Oil prices climbed as OPEC+ upheld a halt on output increases through the first quarter of 2026, prompting traders to weigh the repercussions of escalating geopolitical tensions around Venezuela. Brent crude futures hovered close to $63 a barrel while U. S. West Texas Intermediate rose above $59, reflecting tentative optimism in energy markets. The group’s decision to maintain the pause—originally declared at the start of November—was confirmed at a meeting on Sunday. OPEC+ said the freeze mirrors expectations of subdued demand and seasonal softness in the wake of the holiday period.
The modest outcome contrasts with earlier plans: members had gradually restored approximately 2.9 million barrels per day over the course of 2025. That rollback represented about 2.7 percent of global demand. However, decline in demand-growth projections and signs of inventory buildup have pushed the alliance to re-evaluate its pace of output restoration. The group approved a small increase of 137,000 barrels per day for December but announced no further hikes through January, February and March 2026.
Markets responded to the OPEC+ decision with immediate upward movement in futures trading.

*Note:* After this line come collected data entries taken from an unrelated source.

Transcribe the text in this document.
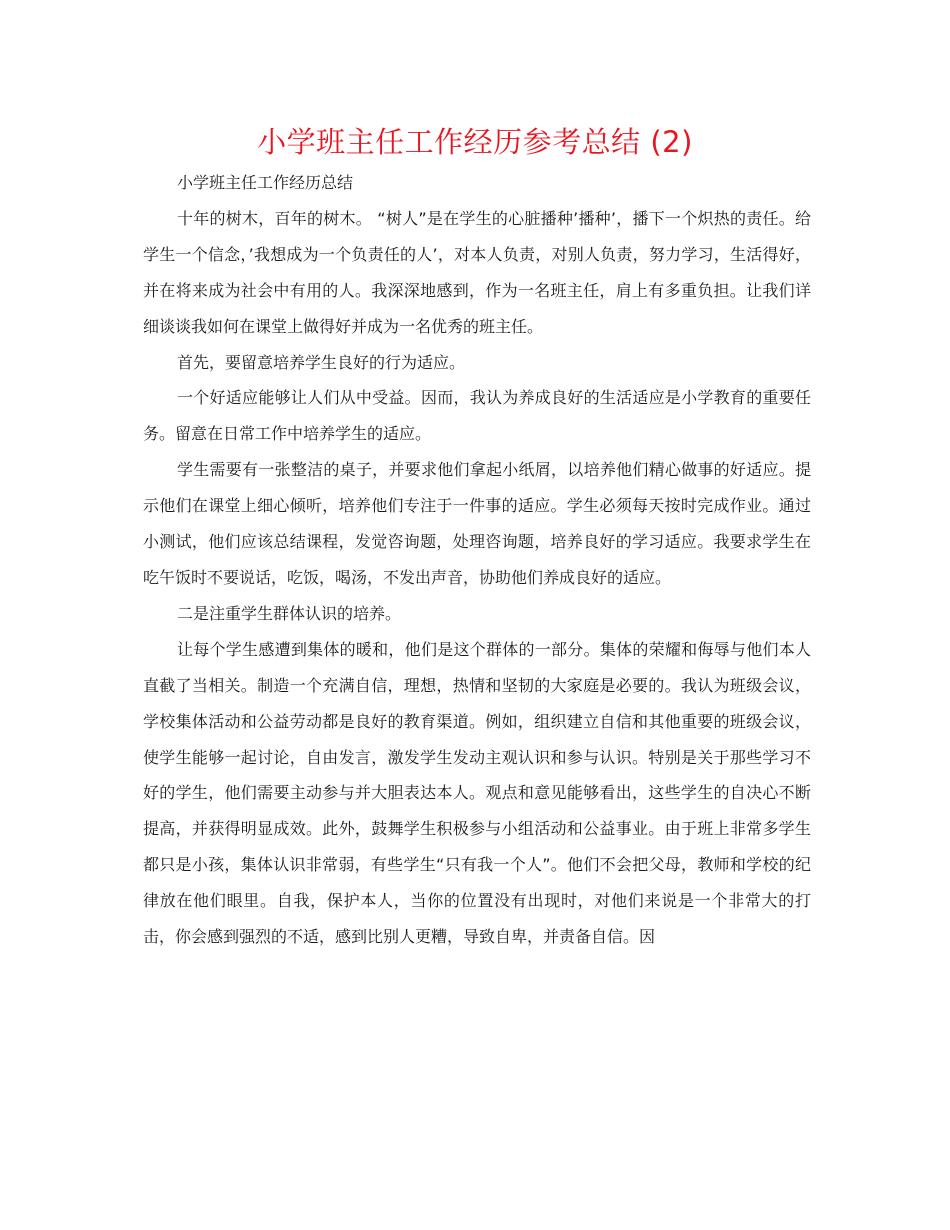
小学班主任工作经历参考总结 (2)

小学班主任工作经历总结

十年的树木，百年的树木。 “树人”是在学生的心脏播种’播种’，播下一个炽热的责任。给学生一个信念，’我想成为一个负责任的人’，对本人负责，对别人负责，努力学习，生活得好，并在将来成为社会中有用的人。我深深地感到，作为一名班主任，肩上有多重负担。让我们详细谈谈我如何在课堂上做得好并成为一名优秀的班主任。

首先，要留意培养学生良好的行为适应。

一个好适应能够让人们从中受益。因而，我认为养成良好的生活适应是小学教育的重要任务。留意在日常工作中培养学生的适应。

学生需要有一张整洁的桌子，并要求他们拿起小纸屑，以培养他们精心做事的好适应。提示他们在课堂上细心倾听，培养他们专注于一件事的适应。学生必须每天按时完成作业。通过小测试，他们应该总结课程，发觉咨询题，处理咨询题，培养良好的学习适应。我要求学生在吃午饭时不要说话，吃饭，喝汤，不发出声音，协助他们养成良好的适应。

二是注重学生群体认识的培养。

让每个学生感遭到集体的暖和，他们是这个群体的一部分。集体的荣耀和侮辱与他们本人直截了当相关。制造一个充满自信，理想，热情和坚韧的大家庭是必要的。我认为班级会议，学校集体活动和公益劳动都是良好的教育渠道。例如，组织建立自信和其他重要的班级会议，使学生能够一起讨论，自由发言，激发学生发动主观认识和参与认识。特别是关于那些学习不好的学生，他们需要主动参与并大胆表达本人。观点和意见能够看出，这些学生的自决心不断提高，并获得明显成效。此外，鼓舞学生积极参与小组活动和公益事业。由于班上非常多学生都只是小孩，集体认识非常弱，有些学生“只有我一个人”。他们不会把父母，教师和学校的纪律放在他们眼里。自我，保护本人，当你的位置没有出现时，对他们来说是一个非常大的打击，你会感到强烈的不适，感到比别人更糟，导致自卑，并责备自信。因
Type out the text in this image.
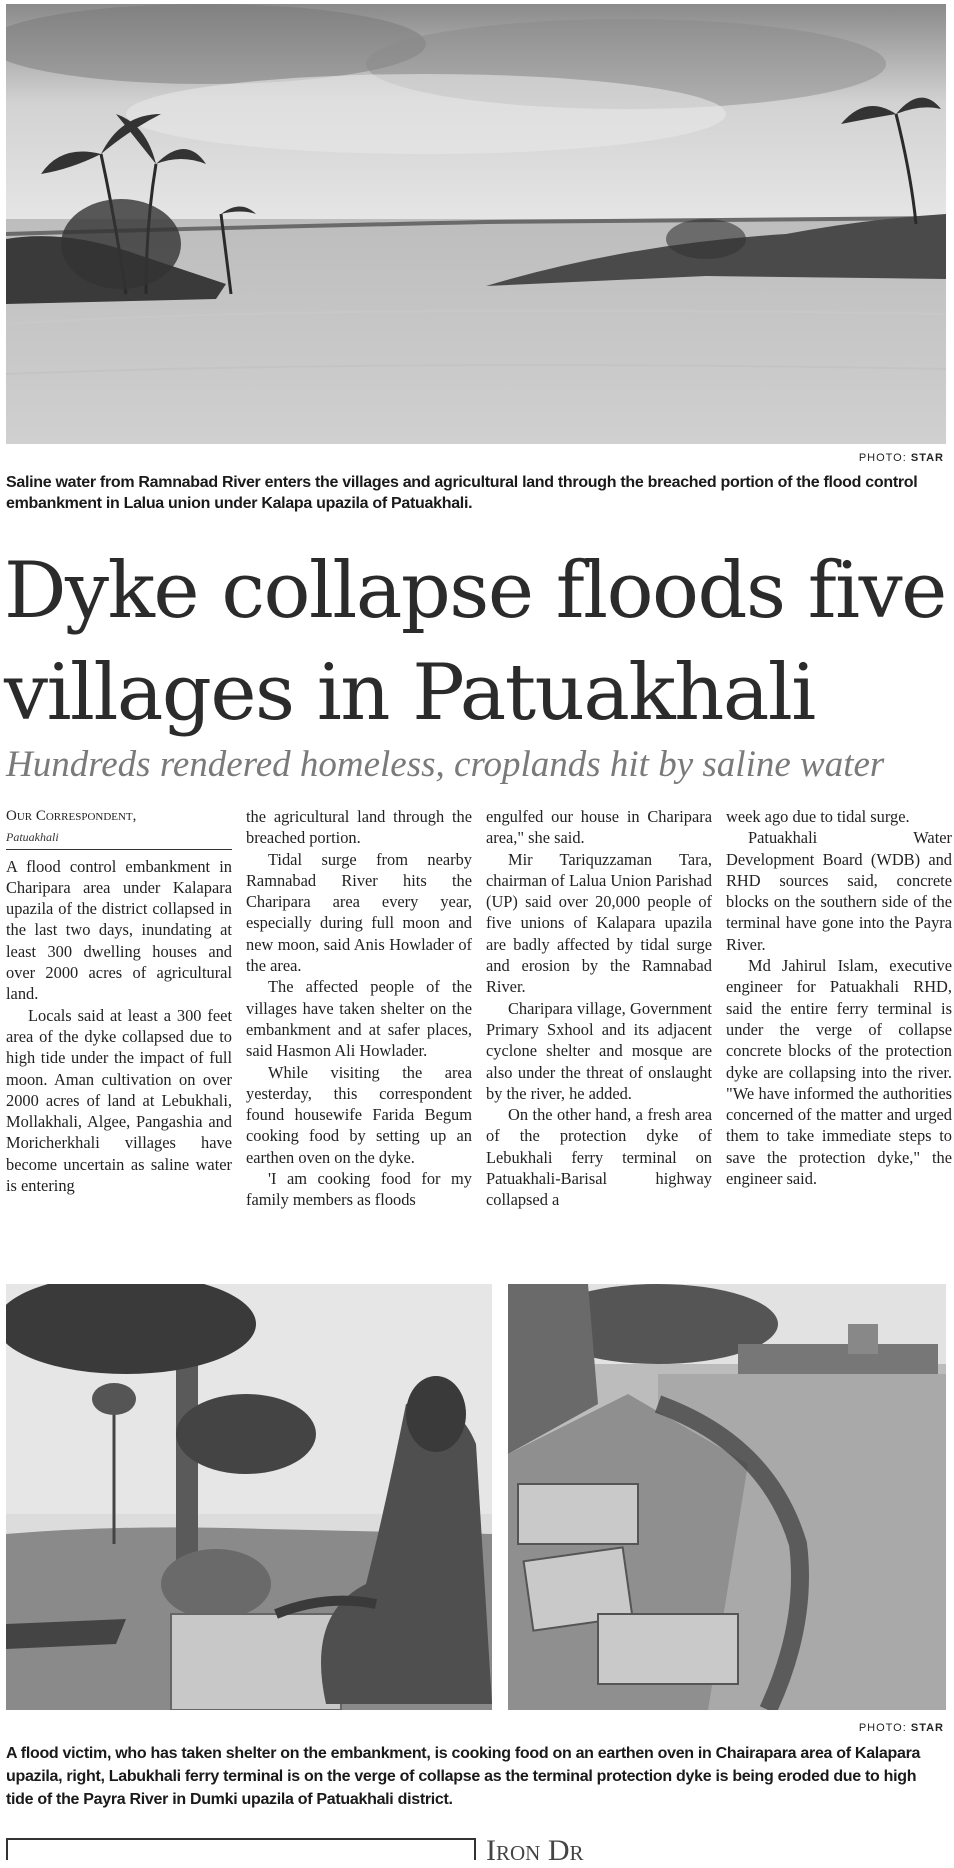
PHOTO: STAR
Saline water from Ramnabad River enters the villages and agricultural land through the breached portion of the flood control embankment in Lalua union under Kalapa upazila of Patuakhali.
Dyke collapse floods five
villages in Patuakhali
Hundreds rendered homeless, croplands hit by saline water

Our Correspondent,

Patuakhali

A flood control embankment in Charipara area under Kalapara upazila of the district collapsed in the last two days, inundating at least 300 dwelling houses and over 2000 acres of agricultural land.

Locals said at least a 300 feet area of the dyke collapsed due to high tide under the impact of full moon. Aman cultivation on over 2000 acres of land at Lebukhali, Mollakhali, Algee, Pangashia and Moricherkhali villages have become uncertain as saline water is entering

the agricultural land through the breached portion.

Tidal surge from nearby Ramnabad River hits the Charipara area every year, especially during full moon and new moon, said Anis Howlader of the area.

The affected people of the villages have taken shelter on the embankment and at safer places, said Hasmon Ali Howlader.

While visiting the area yesterday, this correspondent found housewife Farida Begum cooking food by setting up an earthen oven on the dyke.

'I am cooking food for my family members as floods

engulfed our house in Charipara area," she said.

Mir Tariquzzaman Tara, chairman of Lalua Union Parishad (UP) said over 20,000 people of five unions of Kalapara upazila are badly affected by tidal surge and erosion by the Ramnabad River.

Charipara village, Government Primary Sxhool and its adjacent cyclone shelter and mosque are also under the threat of onslaught by the river, he added.

On the other hand, a fresh area of the protection dyke of Lebukhali ferry terminal on Patuakhali-Barisal highway collapsed a

week ago due to tidal surge.

Patuakhali Water Development Board (WDB) and RHD sources said, concrete blocks on the southern side of the terminal have gone into the Payra River.

Md Jahirul Islam, executive engineer for Patuakhali RHD, said the entire ferry terminal is under the verge of collapse concrete blocks of the protection dyke are collapsing into the river. "We have informed the authorities concerned of the matter and urged them to take immediate steps to save the protection dyke," the engineer said.

PHOTO: STAR
A flood victim, who has taken shelter on the embankment, is cooking food on an earthen oven in Chairapara area of Kalapara upazila, right, Labukhali ferry terminal is on the verge of collapse as the terminal protection dyke is being eroded due to high tide of the Payra River in Dumki upazila of Patuakhali district.
Iron Dr
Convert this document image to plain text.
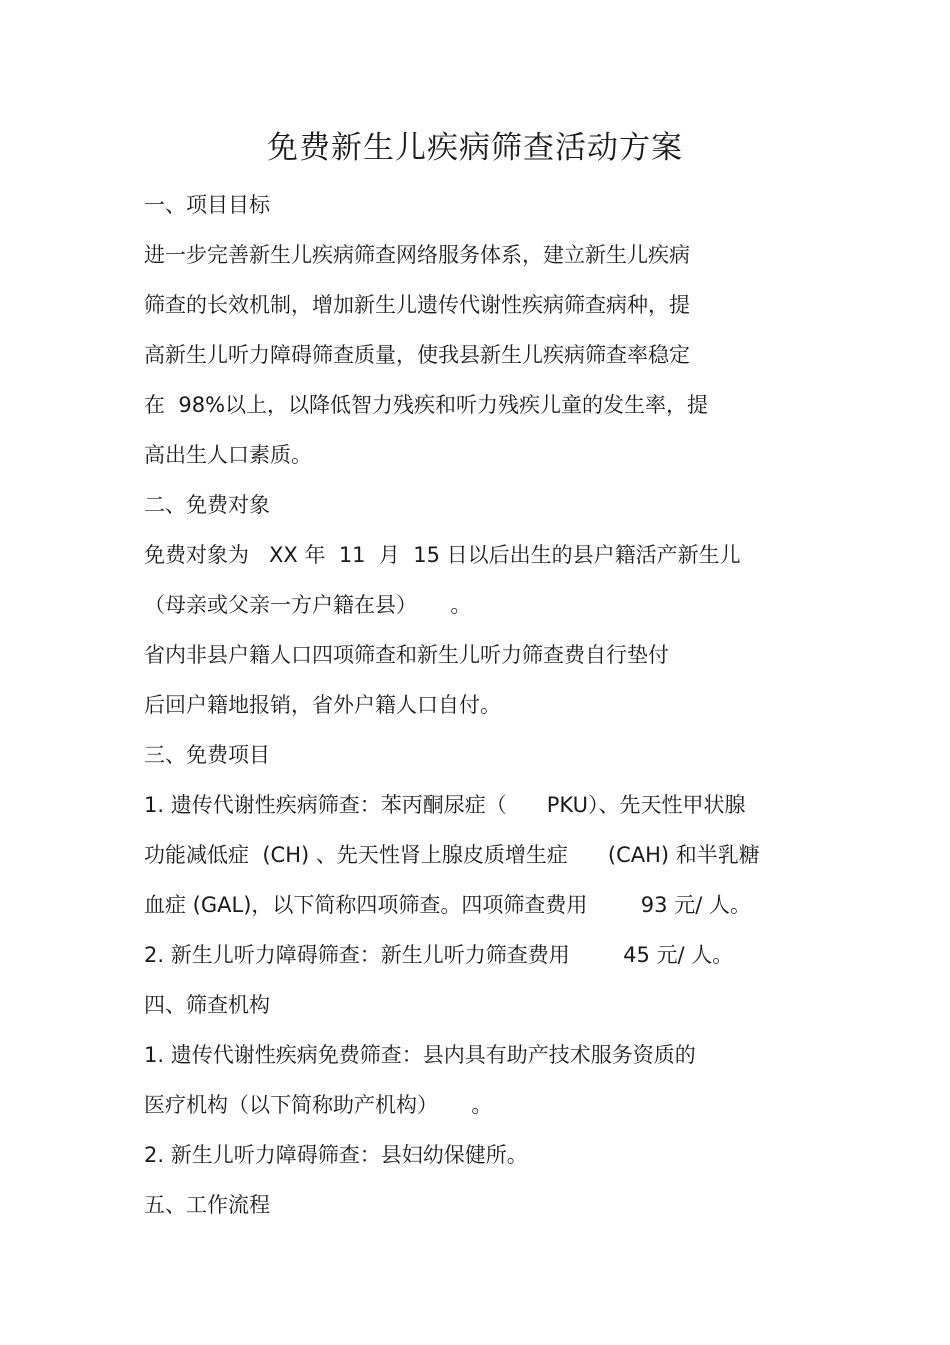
免费新生儿疾病筛查活动方案
一、项目目标
进一步完善新生儿疾病筛查网络服务体系，建立新生儿疾病
筛查的长效机制，增加新生儿遗传代谢性疾病筛查病种，提
高新生儿听力障碍筛查质量，使我县新生儿疾病筛查率稳定
在  98%以上，以降低智力残疾和听力残疾儿童的发生率，提
高出生人口素质。
二、免费对象
免费对象为   XX 年  11  月  15 日以后出生的县户籍活产新生儿
（母亲或父亲一方户籍在县）     。
省内非县户籍人口四项筛查和新生儿听力筛查费自行垫付
后回户籍地报销，省外户籍人口自付。
三、免费项目
1. 遗传代谢性疾病筛查：苯丙酮尿症（      PKU）、先天性甲状腺
功能减低症  (CH) 、先天性肾上腺皮质增生症      (CAH) 和半乳糖
血症 (GAL)，以下简称四项筛查。四项筛查费用        93 元/ 人。
2. 新生儿听力障碍筛查：新生儿听力筛查费用        45 元/ 人。
四、筛查机构
1. 遗传代谢性疾病免费筛查：县内具有助产技术服务资质的
医疗机构（以下简称助产机构）     。
2. 新生儿听力障碍筛查：县妇幼保健所。
五、工作流程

Some analysts interpreted the announcement as a reaffirmation of caution, aimed at averting a surplus-driven slump. At the same time, supplies from key exporters remain uncertain, in part because of sanctions imposed on entities in sanctioned countries, including Russia and Venezuela.
Heightened concern over Venezuela has added fuel to oil-price momentum. Comments by the United States President hinting at potential action against Venezuela triggered investor anxiety over supply disruptions. That uncertainty has drawn renewed attention to the country’s crude output — already weighed down by economic collapse and sanctions. The possibility of U. S. intervention has intensified scrutiny on oil flows from the region, injecting fresh volatility into markets struggling to forecast supply and demand.
Global demand dynamics are also forcing traders to recalibrate expectations. Surveys of manufacturing activity across Asia continued to suggest sluggish growth, while signals from key European economies pointed to softness in energy consumption. Meanwhile, a stronger dollar made dollar-denominated oil less affordable for buyers using other currencies, further pressuring demand.
Some market observers warn that the freeze may not prevent oversupply entirely, especially if output from sanctioned producers returns to markets unexpectedly. At the same time, the pause gives OPEC+ breathing space to monitor global consumption trends and storage levels, including floating storage — sometimes referred to as “oil on water” — which has reportedly surged as companies hold crude in tankers awaiting higher prices or delivery windows.
Remaining voluntary cuts under OPEC+ also bear watching. The group already maintains around 3.24 million barrels per day in committed cuts — roughly 3 percent of global demand. That cushion may help stabilise prices if demand stays weak or supply from sanctioned exporters resumes.